Cette petite parenthèse, que Varron jette en passant, et que nul commentateur n’a remarquée, est très curieuse et très importante ; elle explique naturellement la grande quantité de produits bruts en blé qu’obtenait l’agriculture ancienne. L’opération de biner et de renchausser le blé à diverses époques, opération que nous ne pratiquons pas, et qui était d’un usage général chez les Romains, fait taller les tiges et augmente beaucoup le produit de la récolte. Le fait a été prouvé par des expériences positives. M. Coke, l’un des agriculteurs les plus distingués de l’Angleterre, et qui, en trente ans, a porté le revenu de sa terre d’Holkam, dans le Norfolk, de 2.000 livres sterling à 50.000 de revenu, M. Coke sème son froment en ligne, avec le drille, à neuf pouces de distance ; ce qui lui permet de faire passer plusieurs fois entre ces rangées la houe à cheval, tant pour détruire les mauvaises herbes que pour renchausser le blé. Cette méthode excite dans le blé cultivé ainsi une végétation beaucoup plus vigoureuse, le fait taller, pulluler au point qu’avant la récolte, on ne peut passer le doigt entre les tiges, et qu’enfin le produit de l’acre de terre médiocre est de 10 à 12 coombs de froment et 20 d’orge. L’acre anglais est de 40 ares 46 centiares ; le coomb contient 142 litres 62 centilitres ; notre arpent est de 51 ares 7 centiares, d’un cinquième et quelque chose plus grand que l’acre de Norfolk. Ainsi les quatre cinquièmes de l’arpent légal donnent en froment, à Holkam, un produit de 14 à 17 hectolitres, pesant 2.144 à 2.692 livres, ou un produit en orge de 28 hectolitres et demi, pesant environ 3.000 livres[5]. Les Romains faisaient à bras et avec la houe ce que M. Coke fait avec le secours d’une machine et d’un cheval. Le produit net doit être beaucoup plus considérable pour M. Coke ; même le rapport de la récolte à la semence, qui était, selon Cicéron[6] et Varron[7], de 8, 10 et 15 pour 1 dans quelques cantons privilégiés de Sicile et d’Italie, est de 20 pour 1 chez M. Coke. La quantité des engrais, la perfection des instruments pour semer, labourer, cultiver, expliquent cette différence. Il n’en est pas moins étonnant de voir que, par le binage et le renchaussement seuls, avec des pratiques aussi vicieuses en général que celles qui étaient en usage chez les Romains, ils obtenaient alors un tel produit en blé, tandis qu’avec une culture plus perfectionnée la moyenne du rapport de nos terres à blé n’est que de 7 à 8 pour 1.

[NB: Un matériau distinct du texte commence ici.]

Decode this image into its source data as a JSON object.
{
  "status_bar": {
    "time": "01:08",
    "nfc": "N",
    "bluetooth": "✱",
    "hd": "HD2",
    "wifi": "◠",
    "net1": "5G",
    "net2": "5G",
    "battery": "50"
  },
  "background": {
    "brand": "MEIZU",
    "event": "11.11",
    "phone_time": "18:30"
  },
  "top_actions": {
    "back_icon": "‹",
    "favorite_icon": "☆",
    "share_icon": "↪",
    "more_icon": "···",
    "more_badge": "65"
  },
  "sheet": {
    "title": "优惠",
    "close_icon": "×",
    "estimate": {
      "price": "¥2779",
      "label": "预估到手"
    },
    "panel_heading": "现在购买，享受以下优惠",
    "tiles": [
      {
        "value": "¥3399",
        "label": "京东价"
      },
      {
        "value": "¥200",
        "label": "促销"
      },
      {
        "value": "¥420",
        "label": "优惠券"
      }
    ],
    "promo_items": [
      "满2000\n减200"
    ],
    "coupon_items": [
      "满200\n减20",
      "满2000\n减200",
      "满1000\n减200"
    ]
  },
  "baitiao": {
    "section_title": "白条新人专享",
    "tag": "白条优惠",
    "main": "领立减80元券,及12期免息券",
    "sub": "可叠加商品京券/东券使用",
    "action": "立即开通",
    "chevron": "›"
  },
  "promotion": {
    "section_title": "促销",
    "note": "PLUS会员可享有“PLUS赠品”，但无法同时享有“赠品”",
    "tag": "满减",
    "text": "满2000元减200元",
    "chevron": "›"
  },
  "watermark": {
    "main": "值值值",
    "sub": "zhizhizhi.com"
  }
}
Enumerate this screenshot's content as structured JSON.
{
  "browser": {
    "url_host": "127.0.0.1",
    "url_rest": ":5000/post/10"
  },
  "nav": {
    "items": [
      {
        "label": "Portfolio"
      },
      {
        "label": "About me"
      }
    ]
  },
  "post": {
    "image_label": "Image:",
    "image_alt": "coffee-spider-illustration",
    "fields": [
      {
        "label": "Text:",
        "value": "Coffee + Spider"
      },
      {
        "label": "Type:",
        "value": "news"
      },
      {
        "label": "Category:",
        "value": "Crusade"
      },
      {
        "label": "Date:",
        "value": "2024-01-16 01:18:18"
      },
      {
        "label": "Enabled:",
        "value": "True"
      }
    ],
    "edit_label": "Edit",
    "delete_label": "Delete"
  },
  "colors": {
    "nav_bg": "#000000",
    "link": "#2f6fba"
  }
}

Caton, dit Varron (I, XIX, 1), estime qu’il faut trois paires de bœufs pour une olivette de 240 jugères (120 arp.), Saserna quatre bœufs pour zoo jugères ; mais il ne peut y avoir rien de fixe dans cette évaluation, car une terre est plus facile ou plus difficile à labourer qu’une autre. Il faut donc s’en tenir aux trois règles que j’ai prescrites, et dans une propriété acquise nouvellement, tant qu’on est novice, consulter les méthodes des prédécesseurs, celles des voisins, et enfin l’expérience. Il faut n’avoir en bêtes de trait et de somme que le nombre indispensable pour la culture, afin que les serviteurs soient moins détournés de leurs travaux. Pour ceux qui possèdent des prés, qu’ils aient des moutons plutôt que des porcs ; je le conseille même à ceux qui n’ont pas de prés, à cause de l’engrais que les brebis fournissent.

Quant au mobilier nécessaire à l’exploitation, tel que les tonneaux, les paniers, etc., etc., voilà, dit Varron (X, XXII, 1), mon précepte : ne rien acheter de ce qui croit sur le sol et qui peut être fabriqué, travaillé par les domestiques ; telles sont les choses qui se font avec de l’osier ou du bois, comme les paniers, les corbeilles, les traîneaux pour battre les grains, les maillets, les râteaux ; et aussi celles qui se fabriquent avec le chanvre, le lin, le jonc, les feuilles de palmier et le sparte[8]. Varron avait déjà prescrit (I, XVI, 4) que, si la propriété était éloignée de la ville ou des bourgs, on eût dans la maison tous les ouvriers et artisans nécessaires, afin d’éviter aux gens de travail le dérangement et la perte de temps qui, sans cela, seraient continuels.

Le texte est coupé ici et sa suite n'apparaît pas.